Cellular immunotherapy is rapidly expanding with the use of cells manipulated in the laboratory to react against tumor or infectious antigens. The most interesting method uses lymphocytes modified by the addition of a chimeric receptor recognizing specific targeted antigens. This is the case of lymphocytes called CAR-T which are modified lymphocytes to recognize and destroy leukemia and lymphoma B-cells. This treatment has resulted in spectacular disease remission in patients resistant to chemotherapy.
Other immunotherapy products are under study to treat a large number of leukemia and cancers. The same technologies can also be applied in the treatment of certain infectious diseases.

Molecular genomics made it possible to analyze the human genome and describe the mutations associated with cancers, which, in turn, has allowed for setting up targeted therapies to eradicate the malignant cells with precision. Several drugs have been designed to target specifically the gene products directly responsible of malignant transformation. These drugs more specific and less toxic will replace current more toxic chemotherapies. The most interesting methods use modified lymphocytes that recognize specifically the cancer cell by the addition of a chimeric receptor. A main example of this was the treatment of chronic myelogenous leukemia by inhibiting the effects of the bcr / abl translocation of the tumor cell. This treatment made it possible to cure this disease without a bone marrow transplant. Other targeted therapies are currently being tested.

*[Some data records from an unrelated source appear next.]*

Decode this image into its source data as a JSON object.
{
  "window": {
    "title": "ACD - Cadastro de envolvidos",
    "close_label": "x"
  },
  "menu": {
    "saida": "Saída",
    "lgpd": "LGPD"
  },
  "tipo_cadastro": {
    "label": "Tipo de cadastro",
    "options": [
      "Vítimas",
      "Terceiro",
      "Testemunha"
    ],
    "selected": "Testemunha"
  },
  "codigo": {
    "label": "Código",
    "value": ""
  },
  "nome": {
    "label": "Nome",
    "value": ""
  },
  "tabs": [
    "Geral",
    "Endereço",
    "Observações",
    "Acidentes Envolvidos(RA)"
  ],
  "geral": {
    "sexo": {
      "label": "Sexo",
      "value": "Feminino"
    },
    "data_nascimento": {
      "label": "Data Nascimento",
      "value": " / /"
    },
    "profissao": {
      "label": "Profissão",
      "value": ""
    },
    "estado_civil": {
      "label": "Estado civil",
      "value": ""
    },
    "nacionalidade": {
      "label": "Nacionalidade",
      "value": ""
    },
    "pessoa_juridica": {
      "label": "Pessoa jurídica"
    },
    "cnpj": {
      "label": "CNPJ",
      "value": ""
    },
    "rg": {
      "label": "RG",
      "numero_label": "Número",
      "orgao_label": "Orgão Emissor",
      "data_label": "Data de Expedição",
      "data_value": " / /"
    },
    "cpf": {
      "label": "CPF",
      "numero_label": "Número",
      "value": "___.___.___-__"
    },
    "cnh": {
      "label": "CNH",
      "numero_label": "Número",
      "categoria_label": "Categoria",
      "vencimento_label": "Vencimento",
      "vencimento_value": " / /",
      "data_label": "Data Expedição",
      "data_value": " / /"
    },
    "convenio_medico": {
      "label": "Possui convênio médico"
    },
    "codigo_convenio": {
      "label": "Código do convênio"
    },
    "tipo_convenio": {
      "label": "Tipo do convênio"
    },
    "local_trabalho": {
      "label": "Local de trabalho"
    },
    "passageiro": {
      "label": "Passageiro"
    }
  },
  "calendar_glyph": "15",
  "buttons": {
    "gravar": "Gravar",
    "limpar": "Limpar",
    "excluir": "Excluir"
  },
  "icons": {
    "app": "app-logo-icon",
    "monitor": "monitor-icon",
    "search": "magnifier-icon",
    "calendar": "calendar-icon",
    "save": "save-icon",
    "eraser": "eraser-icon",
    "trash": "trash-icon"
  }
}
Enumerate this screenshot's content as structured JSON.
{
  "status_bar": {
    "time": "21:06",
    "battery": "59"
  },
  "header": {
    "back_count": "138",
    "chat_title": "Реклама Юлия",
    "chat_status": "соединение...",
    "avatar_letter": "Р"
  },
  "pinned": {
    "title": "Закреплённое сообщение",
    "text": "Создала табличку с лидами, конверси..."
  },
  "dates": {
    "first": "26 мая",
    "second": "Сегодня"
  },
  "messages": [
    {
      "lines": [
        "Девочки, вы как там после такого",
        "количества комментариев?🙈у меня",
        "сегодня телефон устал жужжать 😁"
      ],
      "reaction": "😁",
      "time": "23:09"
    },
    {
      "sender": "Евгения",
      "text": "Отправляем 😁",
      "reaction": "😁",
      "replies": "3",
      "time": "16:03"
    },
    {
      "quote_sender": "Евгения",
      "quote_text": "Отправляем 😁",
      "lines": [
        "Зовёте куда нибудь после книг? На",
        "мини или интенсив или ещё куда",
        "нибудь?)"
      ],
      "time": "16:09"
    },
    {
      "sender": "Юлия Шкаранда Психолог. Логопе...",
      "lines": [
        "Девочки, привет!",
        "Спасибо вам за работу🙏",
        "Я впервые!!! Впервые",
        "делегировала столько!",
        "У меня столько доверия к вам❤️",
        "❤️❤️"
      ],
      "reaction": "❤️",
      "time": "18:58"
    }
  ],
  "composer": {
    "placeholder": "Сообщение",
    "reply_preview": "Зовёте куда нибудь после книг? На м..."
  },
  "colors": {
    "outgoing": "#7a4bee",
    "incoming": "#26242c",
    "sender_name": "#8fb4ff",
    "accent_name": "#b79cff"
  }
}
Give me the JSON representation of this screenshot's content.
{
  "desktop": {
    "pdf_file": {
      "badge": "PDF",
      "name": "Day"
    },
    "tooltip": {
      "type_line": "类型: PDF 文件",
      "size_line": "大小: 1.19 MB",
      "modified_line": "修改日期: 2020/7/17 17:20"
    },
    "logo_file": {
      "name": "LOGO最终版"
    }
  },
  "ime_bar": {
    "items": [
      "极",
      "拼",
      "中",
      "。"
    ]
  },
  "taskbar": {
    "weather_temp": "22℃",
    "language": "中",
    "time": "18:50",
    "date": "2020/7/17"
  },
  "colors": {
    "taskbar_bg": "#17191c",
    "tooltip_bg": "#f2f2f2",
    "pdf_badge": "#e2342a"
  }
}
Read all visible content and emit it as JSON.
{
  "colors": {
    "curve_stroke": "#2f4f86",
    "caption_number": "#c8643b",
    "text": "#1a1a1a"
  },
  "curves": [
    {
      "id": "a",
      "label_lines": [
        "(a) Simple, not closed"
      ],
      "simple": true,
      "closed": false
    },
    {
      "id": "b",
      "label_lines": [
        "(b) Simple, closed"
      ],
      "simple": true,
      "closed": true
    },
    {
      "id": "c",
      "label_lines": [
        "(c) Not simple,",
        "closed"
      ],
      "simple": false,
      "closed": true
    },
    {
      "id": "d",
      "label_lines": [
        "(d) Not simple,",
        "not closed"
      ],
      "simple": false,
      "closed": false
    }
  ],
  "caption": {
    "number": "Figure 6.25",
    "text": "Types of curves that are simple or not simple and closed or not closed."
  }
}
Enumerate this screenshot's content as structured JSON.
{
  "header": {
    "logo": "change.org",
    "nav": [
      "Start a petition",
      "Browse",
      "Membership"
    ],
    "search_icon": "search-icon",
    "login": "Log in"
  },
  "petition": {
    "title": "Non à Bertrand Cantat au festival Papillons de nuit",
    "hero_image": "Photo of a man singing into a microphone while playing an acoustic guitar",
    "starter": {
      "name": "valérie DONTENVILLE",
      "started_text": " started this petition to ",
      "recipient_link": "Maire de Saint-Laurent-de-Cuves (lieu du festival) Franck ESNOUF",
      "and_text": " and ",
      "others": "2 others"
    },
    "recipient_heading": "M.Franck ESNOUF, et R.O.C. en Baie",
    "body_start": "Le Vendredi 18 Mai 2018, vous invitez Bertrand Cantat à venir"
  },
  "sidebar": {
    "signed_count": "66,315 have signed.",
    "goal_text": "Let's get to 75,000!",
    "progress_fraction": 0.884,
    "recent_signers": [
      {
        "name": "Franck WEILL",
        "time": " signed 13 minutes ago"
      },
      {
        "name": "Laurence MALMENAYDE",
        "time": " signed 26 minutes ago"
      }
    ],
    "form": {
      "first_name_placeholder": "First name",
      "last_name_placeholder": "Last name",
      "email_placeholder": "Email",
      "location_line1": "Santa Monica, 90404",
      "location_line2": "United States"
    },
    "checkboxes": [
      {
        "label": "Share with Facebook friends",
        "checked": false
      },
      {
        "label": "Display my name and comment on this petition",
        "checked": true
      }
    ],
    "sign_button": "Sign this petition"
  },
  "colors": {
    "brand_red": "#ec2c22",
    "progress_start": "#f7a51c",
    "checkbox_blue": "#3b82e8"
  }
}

All these results have been obtained through the interaction between basic science and translational research which has brought innovative products to market. Analysis of the results has been facilitated by the establishment of clinical research registries as well as artificial intelligence.
The 21st century has seen the emergence of new diagnostic and treatment methods, but it should not be forgotten that these results were possible due to decades of researchers’ hard work. The discoveries that have been made on stem cells have enabled us to develop our therapeutic arsenal and pave the way for the therapies of the future.